PDF has already destroyed the structure of the document. But perhaps I can at least save the words. OSCAR3 is very good at reconstructing chemistry from words. I save the PDF locally (that seems to be technically allowed) and then I open it in a text editor. Gibberish – but I expected that.
So I download PDFBox from Sourceforge. A typical example of noble-spirited Open Source development – trying to make life better than the hamburger culture. It has an executable called ExtractText. I run it. “Null Pointer Exception” (This means the program has failed to trap an error – but I forgive them since by definition a hamburger is an error. I then notice another executable (SplitText). Expecting it to fail I run it. Surprisingly it works. It produces 200 little PDF files (one for each page in the thesis). Not the ideal thing to work with but serious progress.
Then I notice an option (-split). This says “only start splitting after n pages”). So I use -split 200. This creates one large PDF page (the same as the original document). This doesn’t seem like progress, but it is – the new file behaves perfectly with ExtractText. I can now convert the PDF to text without problems. And run it into OSCAR3. And more of this later.
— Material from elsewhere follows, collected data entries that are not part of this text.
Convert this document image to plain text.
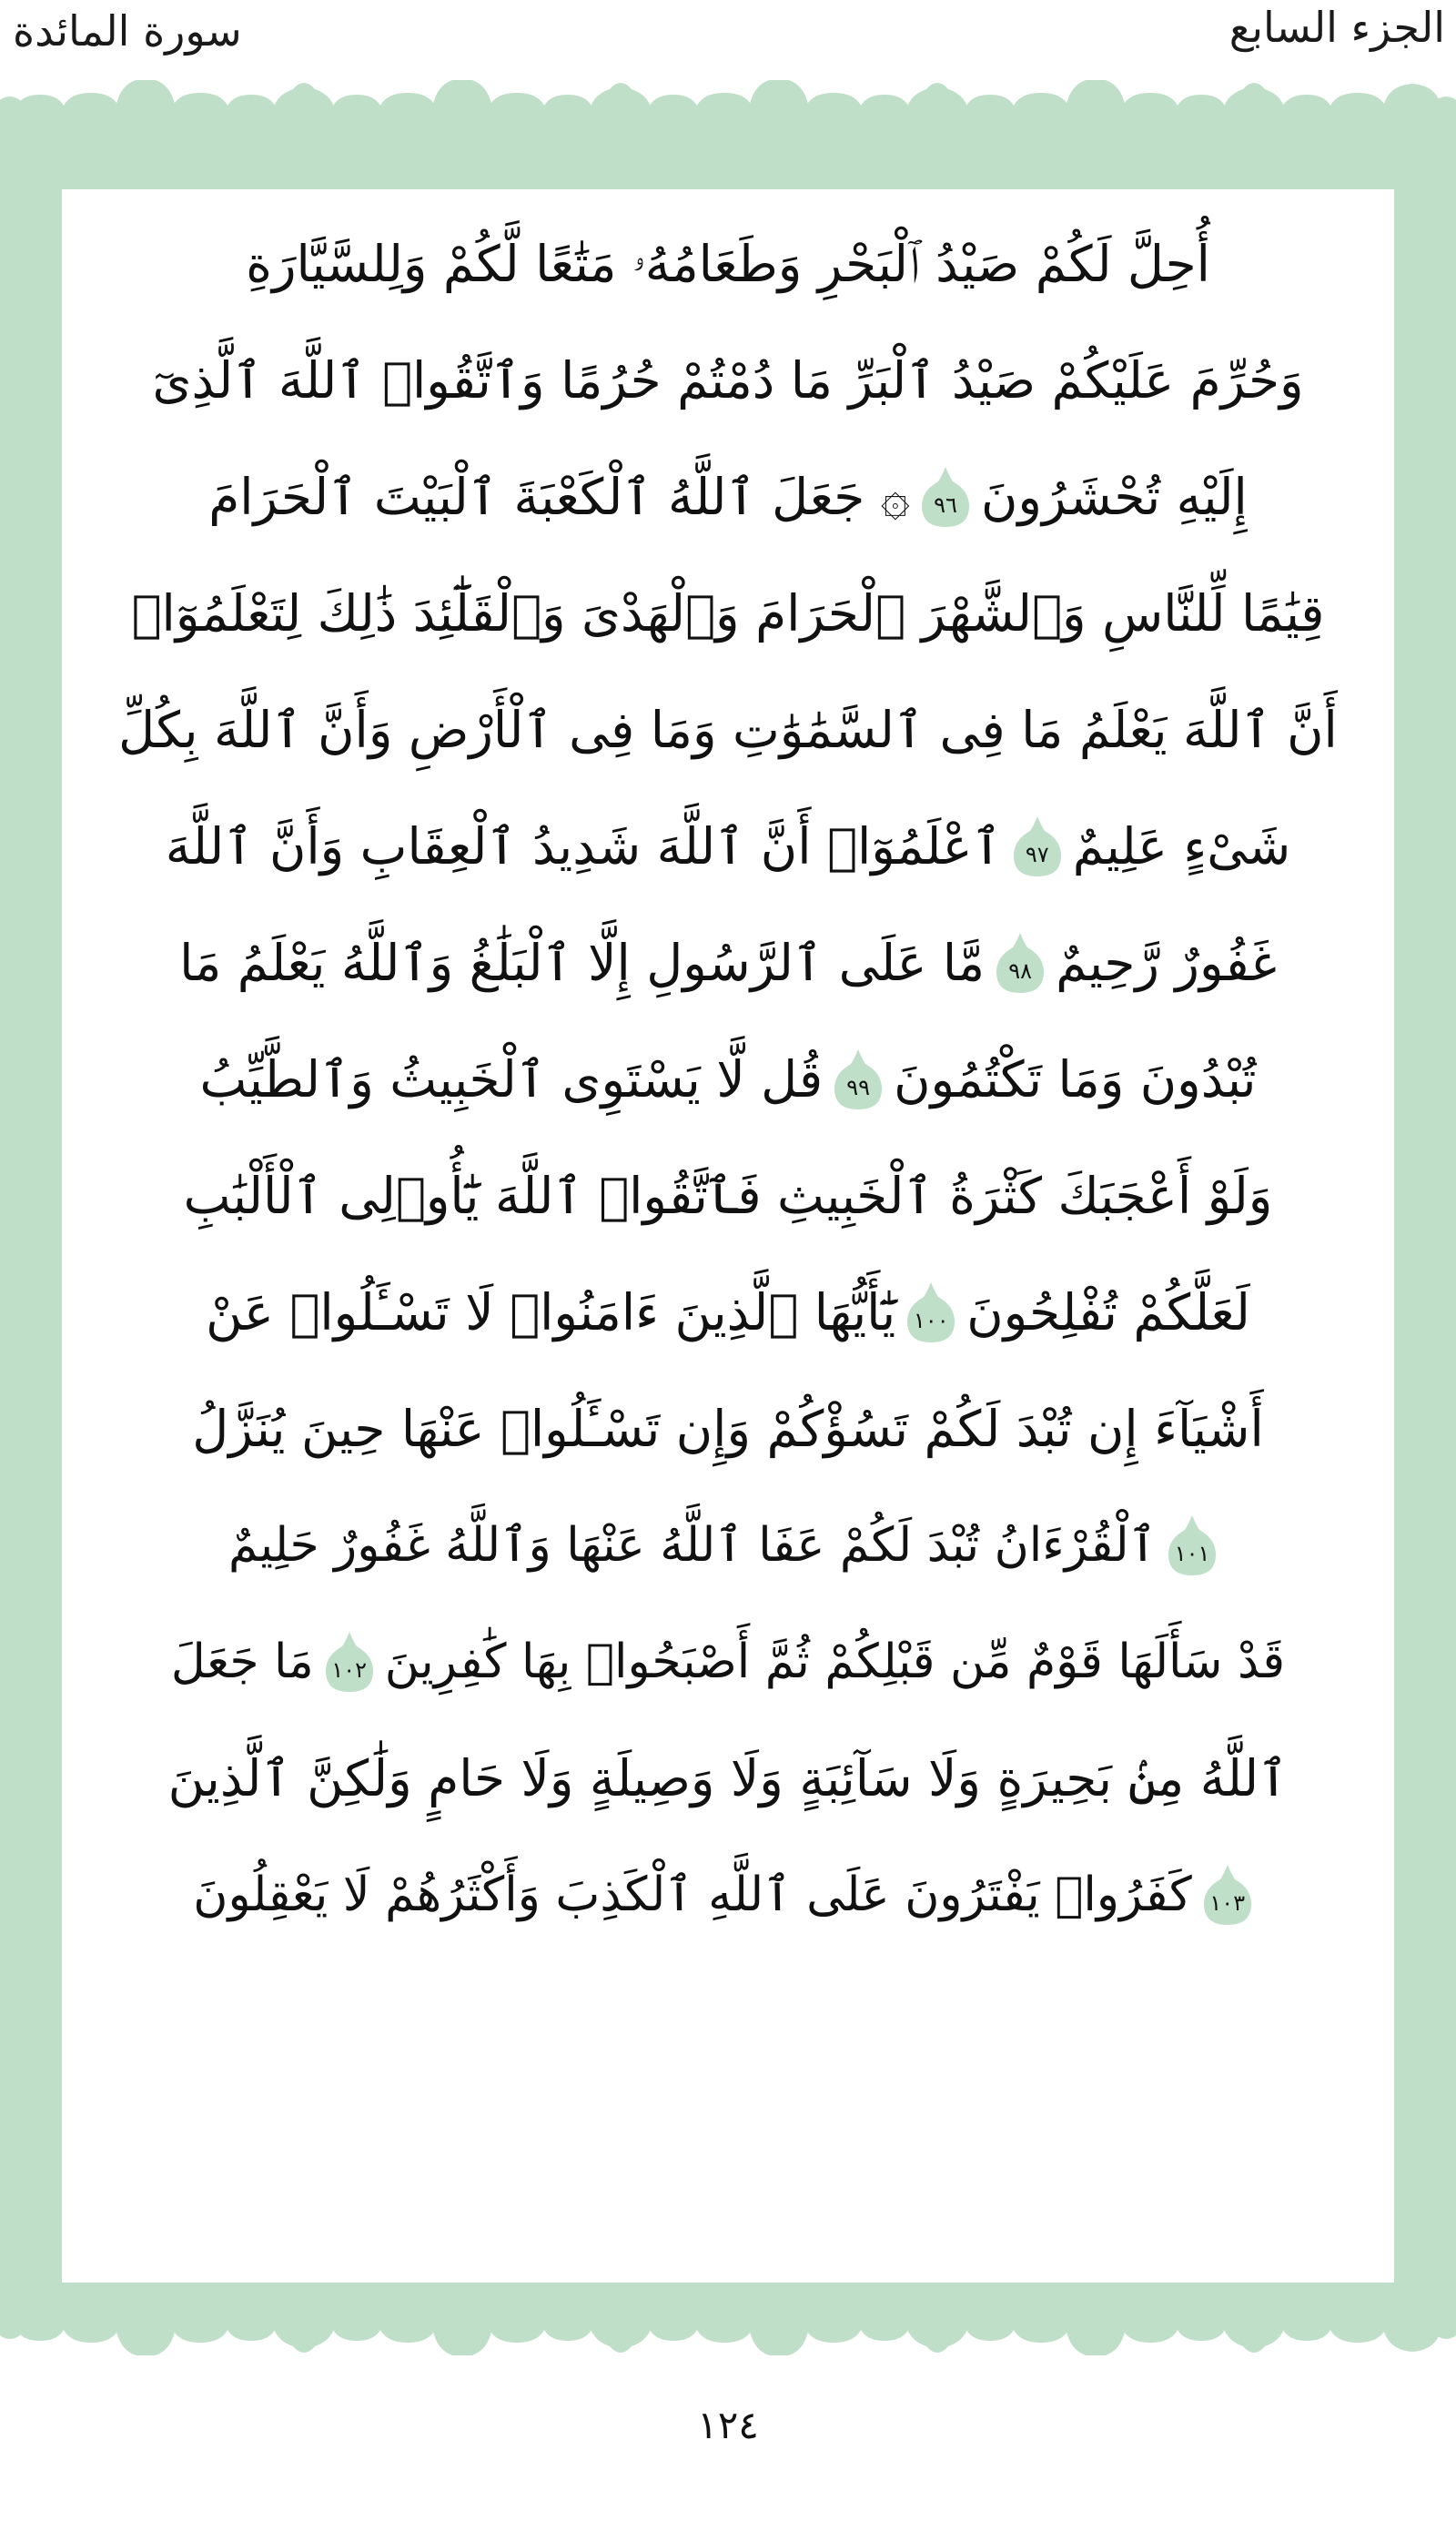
الجزء السابع
سورة المائدة
أُحِلَّ لَكُمْ صَيْدُ ٱلْبَحْرِ وَطَعَامُهُۥ مَتَٰعًا لَّكُمْ وَلِلسَّيَّارَةِ
وَحُرِّمَ عَلَيْكُمْ صَيْدُ ٱلْبَرِّ مَا دُمْتُمْ حُرُمًا وَٱتَّقُوا۟ ٱللَّهَ ٱلَّذِىٓ
إِلَيْهِ تُحْشَرُونَ
٩٦
۞ جَعَلَ ٱللَّهُ ٱلْكَعْبَةَ ٱلْبَيْتَ ٱلْحَرَامَ
قِيَٰمًا لِّلنَّاسِ وَٱلشَّهْرَ ٱلْحَرَامَ وَٱلْهَدْىَ وَٱلْقَلَٰٓئِدَ ذَٰلِكَ لِتَعْلَمُوٓا۟
أَنَّ ٱللَّهَ يَعْلَمُ مَا فِى ٱلسَّمَٰوَٰتِ وَمَا فِى ٱلْأَرْضِ وَأَنَّ ٱللَّهَ بِكُلِّ
شَىْءٍ عَلِيمٌ
٩٧
ٱعْلَمُوٓا۟ أَنَّ ٱللَّهَ شَدِيدُ ٱلْعِقَابِ وَأَنَّ ٱللَّهَ
غَفُورٌ رَّحِيمٌ
٩٨
مَّا عَلَى ٱلرَّسُولِ إِلَّا ٱلْبَلَٰغُ وَٱللَّهُ يَعْلَمُ مَا
تُبْدُونَ وَمَا تَكْتُمُونَ
٩٩
قُل لَّا يَسْتَوِى ٱلْخَبِيثُ وَٱلطَّيِّبُ
وَلَوْ أَعْجَبَكَ كَثْرَةُ ٱلْخَبِيثِ فَٱتَّقُوا۟ ٱللَّهَ يَٰٓأُو۟لِى ٱلْأَلْبَٰبِ
لَعَلَّكُمْ تُفْلِحُونَ
١٠٠
يَٰٓأَيُّهَا ٱلَّذِينَ ءَامَنُوا۟ لَا تَسْـَٔلُوا۟ عَنْ
أَشْيَآءَ إِن تُبْدَ لَكُمْ تَسُؤْكُمْ وَإِن تَسْـَٔلُوا۟ عَنْهَا حِينَ يُنَزَّلُ
١٠١
ٱلْقُرْءَانُ تُبْدَ لَكُمْ عَفَا ٱللَّهُ عَنْهَا وَٱللَّهُ غَفُورٌ حَلِيمٌ
قَدْ سَأَلَهَا قَوْمٌ مِّن قَبْلِكُمْ ثُمَّ أَصْبَحُوا۟ بِهَا كَٰفِرِينَ
١٠٢
مَا جَعَلَ
ٱللَّهُ مِنۢ بَحِيرَةٍ وَلَا سَآئِبَةٍ وَلَا وَصِيلَةٍ وَلَا حَامٍ وَلَٰكِنَّ ٱلَّذِينَ
١٠٣
كَفَرُوا۟ يَفْتَرُونَ عَلَى ٱللَّهِ ٱلْكَذِبَ وَأَكْثَرُهُمْ لَا يَعْقِلُونَ
١٢٤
Of course the resultant text is awful but at least it contains all the right words and in the right order. It cannot manage suffixes (for example H2SO4 – the chemical formula for sulfuric acid somes out as:
H
2
SO
4
).
That’s because PDF has no semantics. The ‘2’ and ‘4’ are just characters with X,Y coordinates – not associated with anything.
So the message is clear.
Do not author documents in PDF alone.
If you use another format (Word, HTML, TeX and perhaps even some time XML), preserve that version. If you are required to destroy the semantic into a hamburger, insist that the rich version is preserved. In your institutional repository.
Does this sorry story suggest that really we should be using XML for science, not PDF?